Like it has in 11 other games this season, his play led the way to victory for Baltimore. But this wasn’t just any old win. With it, the Ravens clinched the division title and moved a step closer to locking up the No. 1 seed in the AFC for the playoffs.
But this game was about more than just winning the division and playoff seeding. It was another chance for Lamar Jackson to show his doubters that they were wrong about him.
Well—they were right about his potential impact as a runner, but not about his potential as a passer.
Lamar Jackson was expected to set the record for most rushing yards in a single season by a quarterback and did so early in the first quarter on this run:
Former record holder Michael Vick was among those congratulating Jackson via social media during the game:
But what many fans were probably not aware of was just how well he has been throwing the ball this year. He entered the game with 28 passing touchdowns and needed only two to become the second Ravens quarterback to throw 30 touchdown passes in a single season.

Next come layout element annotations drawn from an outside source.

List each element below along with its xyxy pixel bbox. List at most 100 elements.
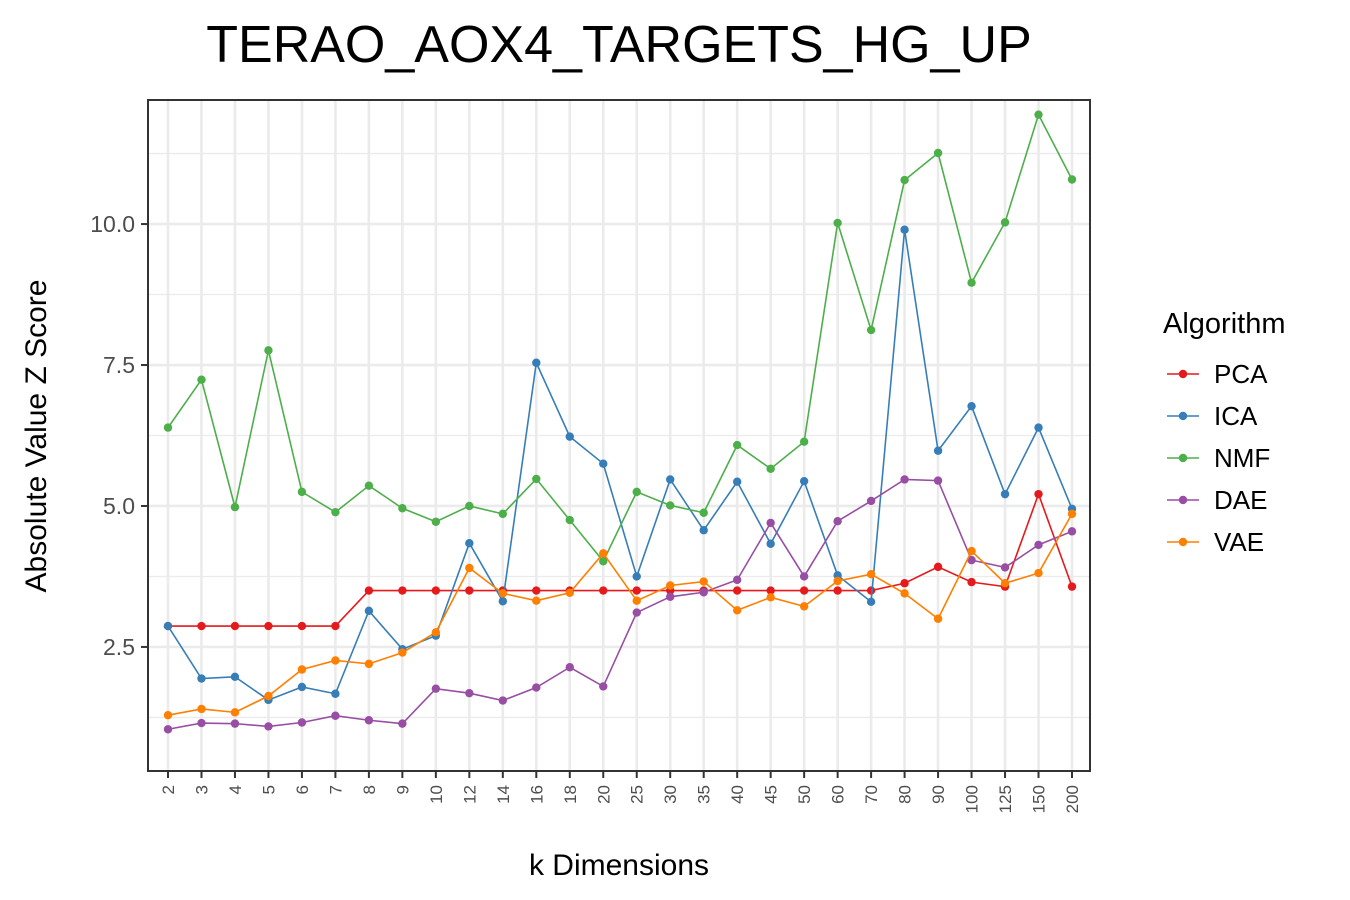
vae-point [431,628,441,637]
nmf-point [699,508,708,517]
x-tick-label: 6 [293,785,312,794]
dae-point [230,719,240,728]
dae-series [163,475,1077,734]
legend-label: ICA [1214,401,1258,431]
dae-point [699,588,708,597]
nmf-point [1034,110,1043,119]
x-tick-label: 200 [1063,785,1082,813]
x-tick-label: 80 [896,785,915,804]
dae-point [1000,563,1010,572]
vae-point [398,648,407,657]
nmf-point [900,175,909,185]
nmf-point [666,501,675,510]
ica-line [167,229,1073,701]
vae-series [163,509,1077,720]
x-tick-label: 12 [460,785,479,804]
dae-point [331,711,340,720]
dae-point [967,555,976,565]
dae-point [364,716,374,725]
vae-point [297,665,307,674]
legend-item-vae: VAE [1167,527,1264,557]
ica-point [599,459,608,468]
pca-point [766,586,775,595]
vae-point [364,659,374,669]
nmf-point [163,423,173,432]
x-tick-label: 4 [226,785,245,794]
vae-point [1067,509,1077,519]
legend-label: VAE [1214,527,1264,557]
vae-point [699,577,708,586]
ica-point [732,477,742,486]
x-tick-label: 40 [728,785,747,804]
vae-line [167,513,1073,716]
vae-point [766,593,775,602]
vae-point [933,614,943,623]
pca-point [465,586,474,595]
vae-point [532,596,541,605]
ica-point [163,621,173,631]
dae-point [532,683,541,692]
legend-title: Algorithm [1163,308,1286,340]
x-tick-label: 70 [862,785,881,804]
nmf-point [833,218,842,228]
x-tick-label: 50 [795,785,814,804]
x-tick-label: 16 [527,785,546,804]
ica-point [498,597,508,606]
dae-point [1034,540,1043,550]
ica-point [1000,489,1010,499]
nmf-point [599,557,608,566]
pca-point [632,586,641,595]
nmf-point [331,507,340,517]
ica-point [699,526,708,535]
x-tick-label: 2 [159,785,178,794]
x-tick-label: 10 [427,785,446,804]
nmf-point [465,501,474,511]
nmf-point [498,509,508,519]
y-tick-label: 5.0 [103,493,135,519]
x-tick-label: 60 [829,785,848,804]
pca-point [1067,582,1077,591]
vae-point [498,589,508,598]
pca-line [168,491,1073,627]
pca-point [799,586,809,595]
nmf-point [632,487,641,497]
ica-point [967,401,976,411]
nmf-point [297,487,307,497]
dae-point [766,518,775,528]
nmf-point [732,440,742,450]
y-axis-title: Absolute Value Z Score [20,280,53,593]
dae-point [900,475,909,484]
ica-point [230,672,240,682]
dae-point [498,696,508,705]
x-tick-label: 8 [360,785,379,794]
x-tick-label: 150 [1030,785,1049,813]
ica-point [465,538,474,548]
legend-item-ica: ICA [1167,401,1258,431]
legend-label: DAE [1214,485,1267,515]
legend-item-pca: PCA [1167,359,1268,389]
legend-key-point [1178,537,1188,547]
y-tick-label: 2.5 [103,634,135,660]
pca-point [532,586,541,595]
pca-point [599,586,608,595]
x-tick-label: 14 [494,785,513,804]
dae-point [666,592,675,601]
ica-point [666,475,675,484]
ica-point [364,606,374,616]
dae-line [167,478,1073,731]
x-tick-label: 100 [963,785,982,813]
legend-key-point [1178,495,1188,505]
dae-point [632,608,641,617]
x-tick-label: 45 [762,785,781,804]
nmf-point [532,474,541,484]
pca-point [431,586,441,595]
nmf-point [933,148,943,158]
dae-point [565,663,574,672]
nmf-point [766,464,775,473]
dae-point [599,682,608,691]
nmf-point [197,375,206,384]
nmf-point [799,437,809,446]
legend-key-point [1178,411,1188,421]
ica-point [297,682,307,692]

Vinny Testaverde holds the high mark with 33—but now shares it with Jackson after he threw five more Thursday night.
But it will likely become his in the first quarter next week.
Lamar Jackson is an exciting, dynamic player that has the world at his feet right now. He’s riding the high from all of his success, as is the team and the fans. But they all may want to be sure and appreciate it to the fullest—because it isn’t going to last.
Yes, he can pass, but Jackson is, first and foremost, a running quarterback. Just like every running quarterback before him, he is going to take one too many hits (like he did at the end of his record-setting run) and go down with an injury.
His athleticism will keep him safe—to a degree—but defensive players are becoming faster and faster with each season. As coaches watch more film on him, someone is bound to develop a defense that will be able to contain him.
Being the competitor that he is, he is going to try to outsmart—and failing that, outrun—that defense. In the process, he is going to take a lot of hits. The more hits a player takes, the more likely he is to have a severe injury.
Since every defender wants to lay his best hit on the opposing quarterback, the danger is even greater for Jackson.
It happened to Michael Vick (broken leg). It happened to Robert Griffin III (knee) back during his Redskins days. Colin Kaepernick’s descent began with a shoulder injury—and then there is the injury-riddled career of Cam Newton.
So, don’t take him for granted, Ravens fans. Don’t bank on having him for the next 15 years. Act like every year is the last (because it might be). Appreciate him and enjoy him—while you still can.